Unter der Rubrik „Meine Dokumente“ bietet das eLogbuch die Möglichkeit der Dokumentenablage. Hier können z. B. Kursbescheinigungen, Zeugnisse oder sonstige Nachweise gespeichert werden.


Welche Rolle hat die Ärztekammer?

Der Zugang zum eLogbuch erfolgt in Baden-Württemberg über den geschützten Portalbereich. Der Zugang zum Portal setzt die Registrierung über www.aerztekammer-bw.de voraus.

Die an der Weiterbildung beteiligten, der Arzt/die Ärztin in Weiterbildung (WBA) einerseits und ein oder mehrere Weiterbildungsbefugte/r (WBB) andererseits richten sich im Portal ein Benutzerkonto ein und wählen die entsprechende Rolle (WBA oder WBB) aus.

Nach Freischaltung des Kontos durch die Ärztekammer kann die entsprechende Funktion genutzt werden.

Kann das Logbuch weiterhin auch noch in Papierform geführt werden?

Nein, für Weiterbildungsgänge, die zum 01.01.2021 starten, ist verpflichtend die Weiterbildung über ein eLogbuch zu dokumentieren. Mit der Weiterbildung, die noch nach alter Weiterbildungsordnung begonnen wurde (vor dem 01.07.2020) aber nach den Bestimmungen der neuen Weiterbildungsordnung abgeschlossen werden soll, ist grundsätzlich ein eLogbuch anzulegen.

Bei weit fortgeschrittener Weiterbildung kann gegebenenfalls auf die nachträgliche elektronische Dokumentation verzichtet werden. Hierzu sollte eine Abstimmung mit der zuständigen Bezirksärztekammer erfolgen.


Ist mit der Bestätigung des Weiterbildungsbefugten im eLogbuch ein Weiterbildungszeugnis entbehrlich?
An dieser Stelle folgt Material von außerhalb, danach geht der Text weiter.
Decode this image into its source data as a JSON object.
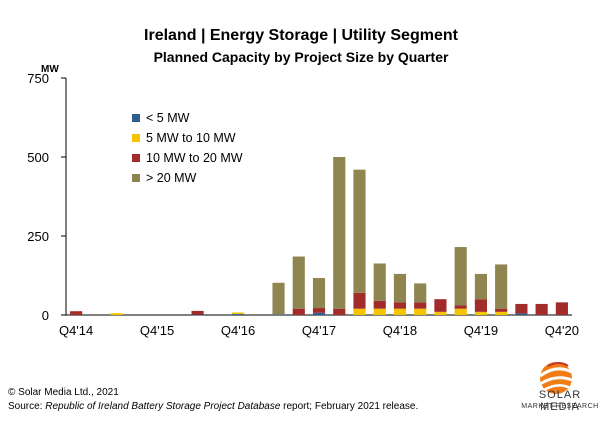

Nein, die Verpflichtung zur Erstellung eines Weiterbildungszeugnisses bleibt unabhängig von der Bestätigung des Weiterbildungsfortschritts im eLogbuch für den Weiterbilder bestehen.

Wieso kann ein Weiterbildungbefugter im Portal auch die Rolle eines Weiterzubildenden auswählen?

Ein Weiterbildungsbefugter kann sich in die Rolle eines Weiterzubildenden begeben, wenn er z. B. berufsbegleitend eine Zusatzweiterbildung erwerben will. Die neue Weiterbildungsordnung eröffnet die Möglichkeit der berufsbegleitenden Weiterbildung für bestimmte Zusatzweiterbildungen, z. B. Ernährungsmedizin. In diesem Fall kann die Person ein Logbuch mit der Rolle als Weiterzubildender anlegen und gleichzeitig selbst auch als Weiterbildungbefugter, z.B. in der Allgemeinmedizin fungieren, also sowohl der Arzt/die Ärztin in Weiterbildung, wie Weiterbildungsbefugter sein.